●一般質問
「大丈夫か?豊島区の財政。未来に負債を残さないために!」
平成31年2月20日 豊島区議会議員 ふるぼう知生
豊島刷新の会 ふるぼう知生でございます。今定例会において私は、「大丈夫か?豊島区の財政。未来に負債を残さないために!」と題しまして、平成31年度予算案一本に絞って一般質問いたします。高野区長の明快な答弁をご期待申し上げます。
先日、会派別予算説明会や予算内示会を通じて、我々議会に平成31年度の予算案が示されました。今後詳細に調査研究し、その可否を判断したいと思いますが、今この時点においても様々な疑問点が浮かび上がっております。

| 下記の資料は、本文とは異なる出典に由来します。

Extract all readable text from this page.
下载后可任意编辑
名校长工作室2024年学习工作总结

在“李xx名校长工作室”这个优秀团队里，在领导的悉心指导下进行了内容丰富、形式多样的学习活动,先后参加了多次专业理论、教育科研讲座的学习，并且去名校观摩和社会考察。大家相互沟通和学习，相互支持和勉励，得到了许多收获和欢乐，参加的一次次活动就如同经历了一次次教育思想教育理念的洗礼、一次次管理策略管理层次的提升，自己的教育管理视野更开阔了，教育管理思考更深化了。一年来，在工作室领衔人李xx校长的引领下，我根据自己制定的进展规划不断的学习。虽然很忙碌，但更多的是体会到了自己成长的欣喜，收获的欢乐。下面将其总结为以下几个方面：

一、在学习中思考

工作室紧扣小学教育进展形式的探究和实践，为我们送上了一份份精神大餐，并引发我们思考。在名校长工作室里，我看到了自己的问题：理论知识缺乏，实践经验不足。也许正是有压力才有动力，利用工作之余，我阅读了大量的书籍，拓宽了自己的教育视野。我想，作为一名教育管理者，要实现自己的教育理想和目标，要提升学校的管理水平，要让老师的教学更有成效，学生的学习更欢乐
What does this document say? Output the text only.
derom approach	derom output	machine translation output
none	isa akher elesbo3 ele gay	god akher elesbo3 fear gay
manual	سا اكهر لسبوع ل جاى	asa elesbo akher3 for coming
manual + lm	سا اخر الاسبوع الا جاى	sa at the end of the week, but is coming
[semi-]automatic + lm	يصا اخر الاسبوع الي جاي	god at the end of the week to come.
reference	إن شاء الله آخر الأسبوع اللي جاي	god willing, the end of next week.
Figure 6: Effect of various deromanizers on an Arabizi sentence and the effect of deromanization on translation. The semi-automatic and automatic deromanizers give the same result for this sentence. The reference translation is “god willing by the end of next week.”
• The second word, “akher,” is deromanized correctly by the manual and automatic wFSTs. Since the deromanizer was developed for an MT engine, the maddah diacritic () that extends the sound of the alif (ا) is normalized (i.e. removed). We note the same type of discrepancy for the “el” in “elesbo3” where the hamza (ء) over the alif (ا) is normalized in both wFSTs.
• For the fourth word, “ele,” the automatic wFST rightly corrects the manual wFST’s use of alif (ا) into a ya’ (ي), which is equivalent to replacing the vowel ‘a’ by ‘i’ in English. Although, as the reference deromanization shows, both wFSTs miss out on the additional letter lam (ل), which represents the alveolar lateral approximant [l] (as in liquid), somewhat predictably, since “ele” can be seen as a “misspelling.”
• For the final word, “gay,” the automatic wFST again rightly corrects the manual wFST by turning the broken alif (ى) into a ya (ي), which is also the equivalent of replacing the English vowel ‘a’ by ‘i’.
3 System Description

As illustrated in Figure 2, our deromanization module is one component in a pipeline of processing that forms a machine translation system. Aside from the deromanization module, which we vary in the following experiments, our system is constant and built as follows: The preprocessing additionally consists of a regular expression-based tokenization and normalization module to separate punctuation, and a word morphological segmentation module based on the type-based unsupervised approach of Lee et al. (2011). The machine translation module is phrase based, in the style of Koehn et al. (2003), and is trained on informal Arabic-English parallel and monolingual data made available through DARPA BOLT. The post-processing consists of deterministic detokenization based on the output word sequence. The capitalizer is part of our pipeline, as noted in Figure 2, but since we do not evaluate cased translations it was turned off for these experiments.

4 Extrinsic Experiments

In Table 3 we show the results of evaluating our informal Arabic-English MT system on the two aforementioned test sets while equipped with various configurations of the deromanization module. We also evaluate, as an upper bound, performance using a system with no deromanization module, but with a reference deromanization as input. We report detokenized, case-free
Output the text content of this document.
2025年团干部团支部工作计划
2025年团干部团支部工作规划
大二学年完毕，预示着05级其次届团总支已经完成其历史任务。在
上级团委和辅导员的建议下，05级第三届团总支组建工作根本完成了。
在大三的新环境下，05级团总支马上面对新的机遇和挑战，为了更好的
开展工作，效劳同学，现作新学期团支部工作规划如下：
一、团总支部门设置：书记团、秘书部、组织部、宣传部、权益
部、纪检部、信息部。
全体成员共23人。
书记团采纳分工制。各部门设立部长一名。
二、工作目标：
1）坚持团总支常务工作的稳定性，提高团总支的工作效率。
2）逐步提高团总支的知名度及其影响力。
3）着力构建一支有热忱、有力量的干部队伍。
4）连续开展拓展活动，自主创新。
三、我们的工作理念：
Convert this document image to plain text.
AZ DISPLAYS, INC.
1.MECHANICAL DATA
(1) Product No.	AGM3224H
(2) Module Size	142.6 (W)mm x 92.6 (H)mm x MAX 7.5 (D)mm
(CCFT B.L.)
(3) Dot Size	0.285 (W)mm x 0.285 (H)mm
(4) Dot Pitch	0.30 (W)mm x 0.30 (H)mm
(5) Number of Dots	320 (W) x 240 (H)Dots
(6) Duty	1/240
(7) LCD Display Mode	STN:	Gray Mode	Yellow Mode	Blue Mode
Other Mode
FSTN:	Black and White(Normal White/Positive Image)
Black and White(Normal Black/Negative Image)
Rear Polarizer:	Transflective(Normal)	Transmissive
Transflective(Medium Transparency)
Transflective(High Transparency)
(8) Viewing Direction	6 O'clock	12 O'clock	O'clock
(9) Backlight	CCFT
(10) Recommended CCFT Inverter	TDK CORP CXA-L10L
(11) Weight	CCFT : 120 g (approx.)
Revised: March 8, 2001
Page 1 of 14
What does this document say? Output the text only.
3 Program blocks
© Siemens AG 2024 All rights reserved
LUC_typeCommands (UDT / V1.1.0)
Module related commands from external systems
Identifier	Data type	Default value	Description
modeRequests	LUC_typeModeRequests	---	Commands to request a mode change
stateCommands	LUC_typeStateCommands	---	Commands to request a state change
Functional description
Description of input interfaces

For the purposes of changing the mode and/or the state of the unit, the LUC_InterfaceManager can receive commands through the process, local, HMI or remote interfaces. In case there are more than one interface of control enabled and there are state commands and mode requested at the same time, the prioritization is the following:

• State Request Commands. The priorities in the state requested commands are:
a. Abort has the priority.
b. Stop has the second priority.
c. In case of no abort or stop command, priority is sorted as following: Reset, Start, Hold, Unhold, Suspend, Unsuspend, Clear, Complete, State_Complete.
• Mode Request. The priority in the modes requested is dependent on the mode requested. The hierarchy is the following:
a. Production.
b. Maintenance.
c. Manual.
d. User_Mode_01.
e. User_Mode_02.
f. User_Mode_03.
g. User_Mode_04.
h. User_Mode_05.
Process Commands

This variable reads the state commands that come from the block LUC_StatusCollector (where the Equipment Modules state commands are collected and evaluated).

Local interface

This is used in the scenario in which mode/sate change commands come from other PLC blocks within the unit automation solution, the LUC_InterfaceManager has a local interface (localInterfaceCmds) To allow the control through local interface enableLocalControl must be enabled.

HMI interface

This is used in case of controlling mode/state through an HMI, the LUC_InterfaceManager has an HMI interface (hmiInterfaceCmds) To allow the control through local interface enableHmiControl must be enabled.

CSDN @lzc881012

まずその第一は、平成26年度から5年ぶりに起債残高が基金残高を51億円超過する予算案になっているということです。豊島区は私の知る限りでは、毎年予算の編成の際に、「身の丈に合った財政」を主張し、起債を極力抑えながら、豊島区の財政力の範囲内で予算を編成してきたと理解をしておりますし、だからこそ私も、概ね了とし、予算案に毎年賛成の意を表明してきました。しかしながら、今回の予算案は明らかに豊島区の財政力を超える規模の予算ではないかと感じてしまいます。ここ数年50億円から60億円に抑制してきた起債について言うと、来年度は約128億円発行し、基金も総額172億円取り崩しを行い、結果として起債残高が基金残高を51億円超過してしまうということについては、率直に言って将来に対する不安を覚えます。これまでの豊島区の説明では、東アジア文化都市2019豊島、2020東京オリンピック・パラリンピックを迎えるにあたり、多額の投資的経費を投入したいということであり、平成31年度から平成35年度の5年間で1167億円もの巨額の税金が投入される予定となっています。主な整備計画を列挙してみると、東アジア文化都市事業に5.5億円、芸術文化劇場整備に83.9億円、としま区民センター整備に76.6億円、造幣局地区防災公園整備に130.8億円、池袋西口公園整備に26.8億円、大塚駅北口整備に19億円、池袋保健所の仮移転に16.5億円、トキワ荘復元施設整備に9.3億円。この他にも挙げたらきりがありませんが、改めて多額の基金を取崩し、多額の起債を発行しながら、先ほど列挙した多くの事業を同時進行的に行う大義について区長の考えをお聞かせください。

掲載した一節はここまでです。